Cazaril considered the havoc that the curse might wreak, intersecting with the hazards of pregnancy and childbirth as it had intersected with the chances of Ias's and Orico's battles, and shivered. Barrenness like Sara's was the least of the potential disasters. "Five gods, Iselle, I think we'd do better to put me into the barrel."

"And besides," said Bergon, "the goddess said a man. She did say a man, didn't She, Caz?"

"Uh... that was Lady Ista's account of the words, yes."

"The divines say, when the gods instruct men in their pious duties, they mean women, too," Iselle growled. "You can't have it both ways. Anyway, I lived under the curse for sixteen years, unknowing. I survived somehow."

But it's getting worse now. Stronger. Teidez's death seemed a fair example to Cazaril of its working out—the boy's special strengths and virtues, few as they had been, all twisted to a dire ill. Iselle and Bergon between them had many strengths and virtues. The scope for the curse's distortions was immense.

Iselle and Bergon were gripping hands across the tabletop. Iselle knuckled her eyes with her free hand, pinched the bridge of her nose, and sniffed deeply.

"Curse or no curse," she said, "we must make dutiful submission to Orico, and at once. So that dy Jironal cannot declare me to be in revolt. If only I were by Orico, I know I could persuade him of the benefit of this marriage to Chalion!"

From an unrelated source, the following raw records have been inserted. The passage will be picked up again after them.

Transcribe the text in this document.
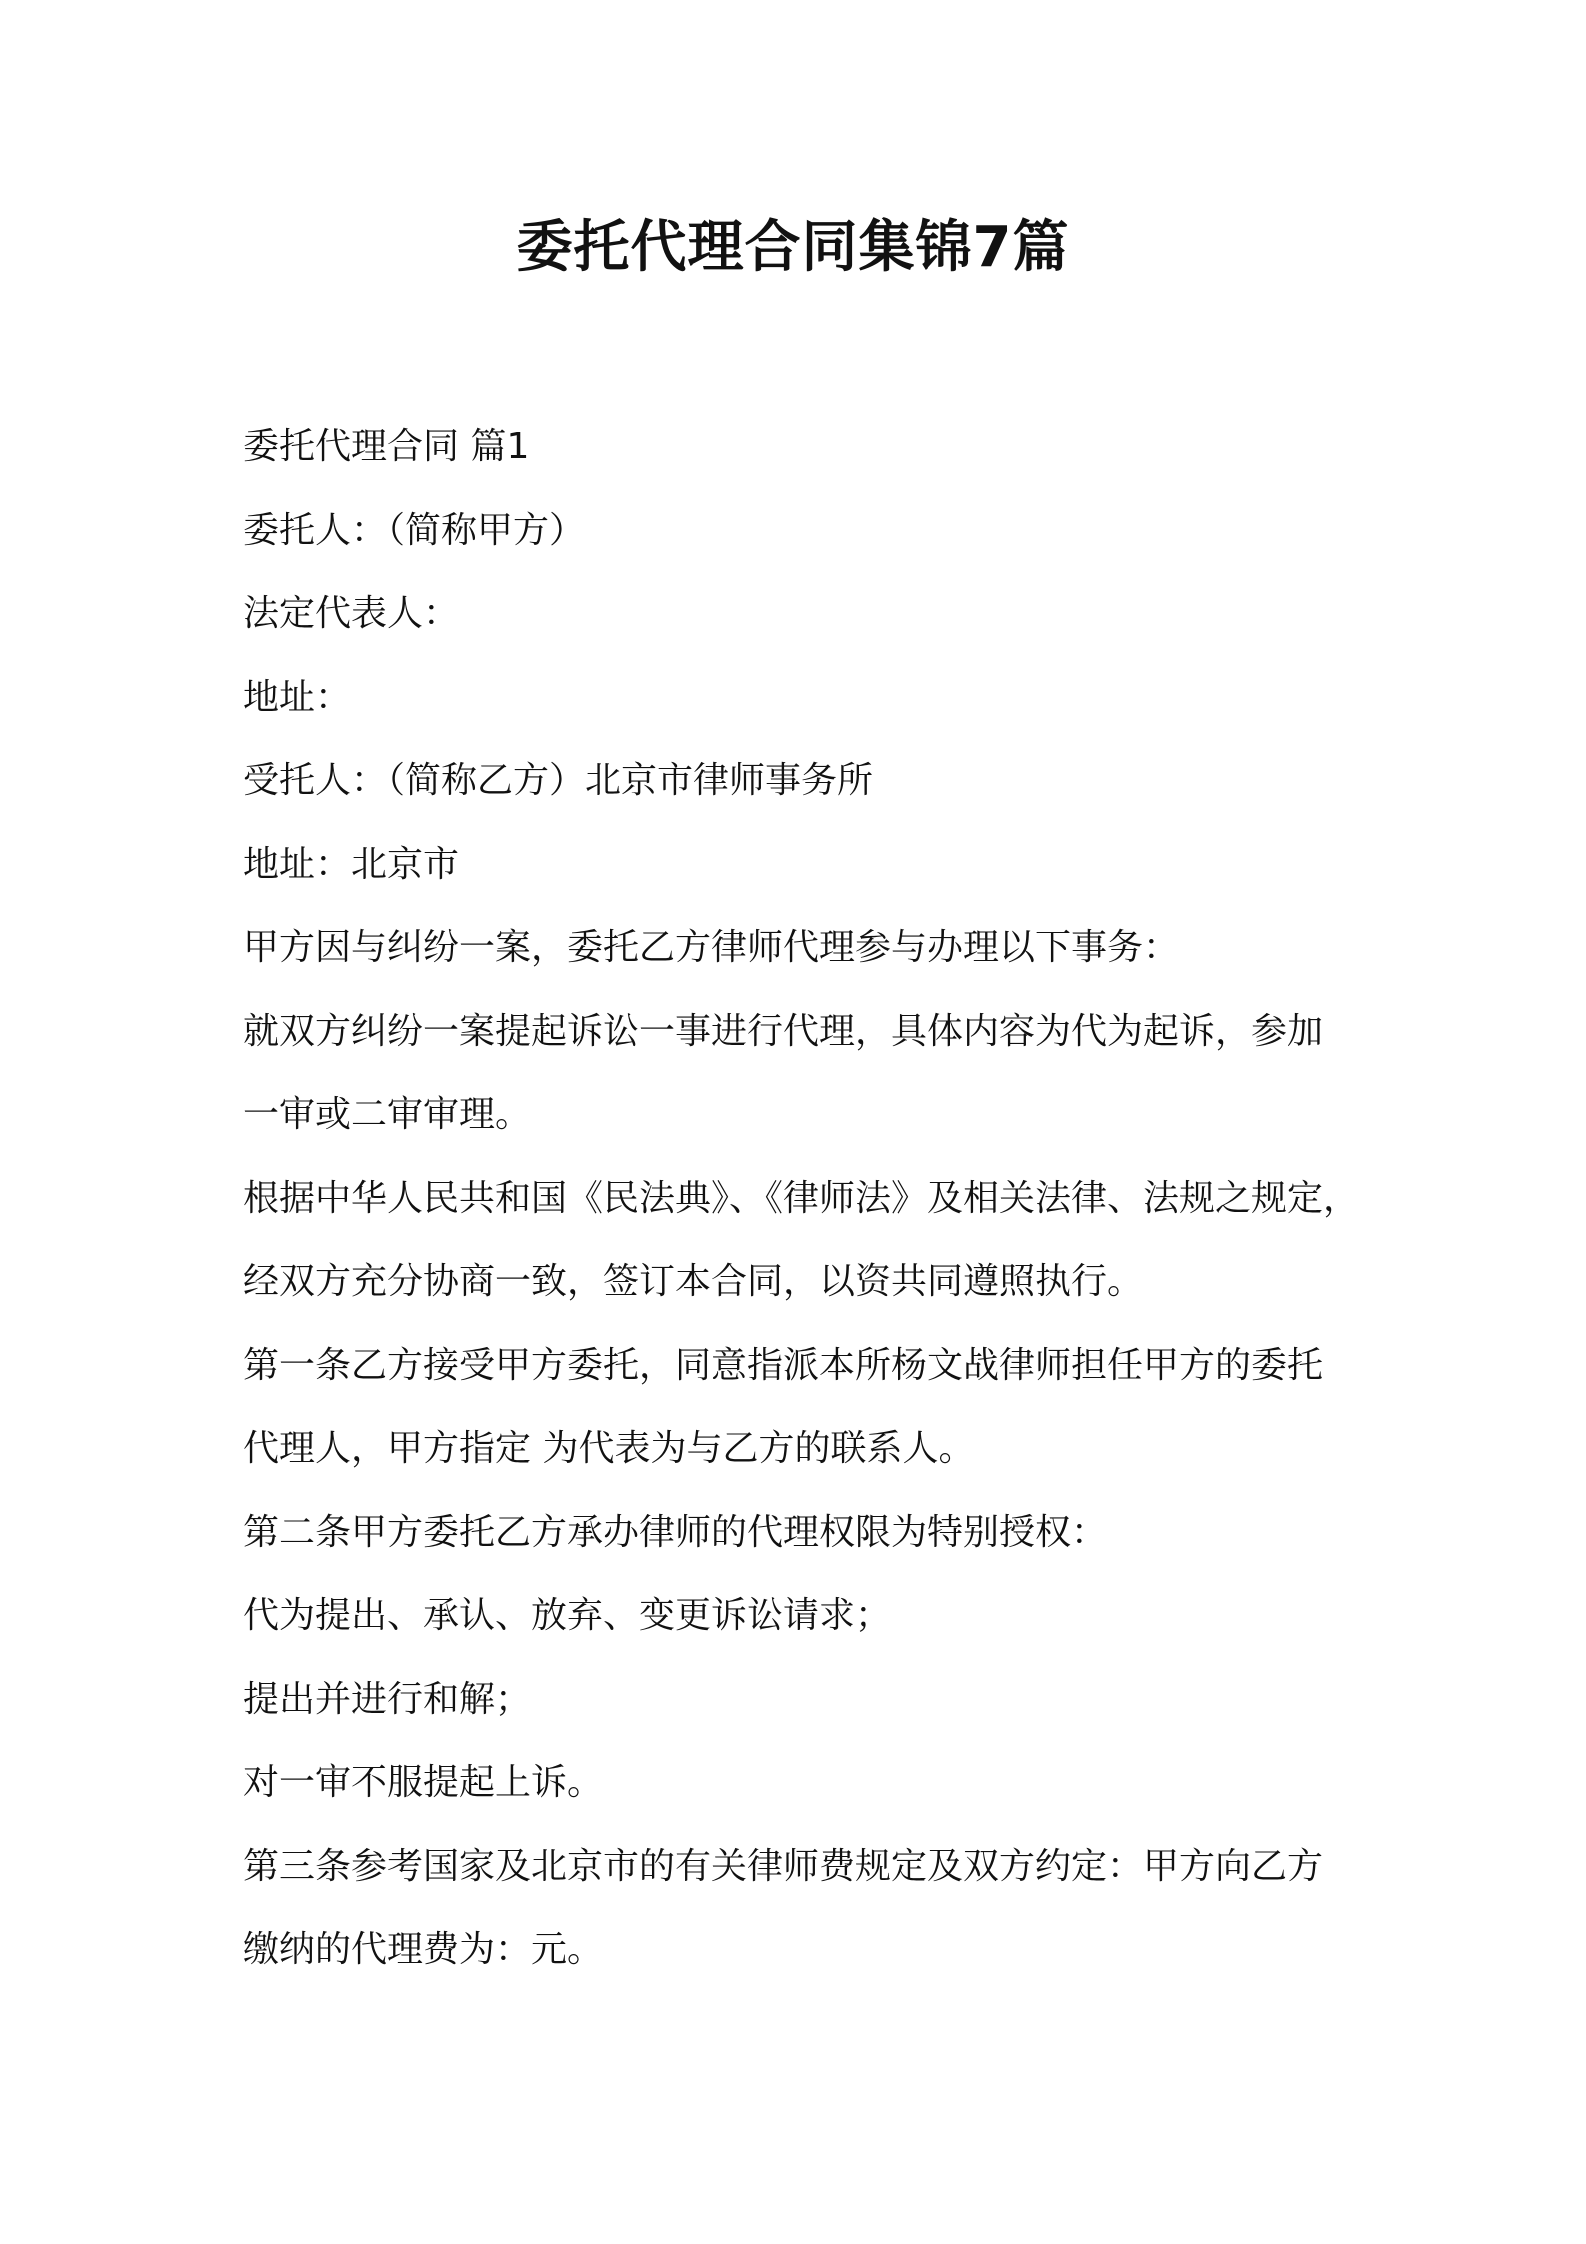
委托代理合同集锦7篇

委托代理合同 篇1

委托人：（简称甲方）

法定代表人：

地址：

受托人：（简称乙方）北京市律师事务所

地址：北京市

甲方因与纠纷一案，委托乙方律师代理参与办理以下事务：

就双方纠纷一案提起诉讼一事进行代理，具体内容为代为起诉，参加

一审或二审审理。

根据中华人民共和国《民法典》、《律师法》及相关法律、法规之规定，

经双方充分协商一致，签订本合同，以资共同遵照执行。

第一条乙方接受甲方委托，同意指派本所杨文战律师担任甲方的委托

代理人，甲方指定 为代表为与乙方的联系人。

第二条甲方委托乙方承办律师的代理权限为特别授权：

代为提出、承认、放弃、变更诉讼请求；

提出并进行和解；

对一审不服提起上诉。

第三条参考国家及北京市的有关律师费规定及双方约定：甲方向乙方

缴纳的代理费为：元。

"Orico is very persuadable," Cazaril admitted dryly. "It's making him stay persuaded that's the difficult part."

"Yes, and I don't forget for a moment that dy Jironal is with Orico in Cardegoss. My greatest fear is that the chancellor may, upon hearing this news, somehow persuade Orico to again change the terms of his will."

"Attach enough of the provincars of Chalion to your party, Royesse, and they may be willing to help you resist any such late codicils."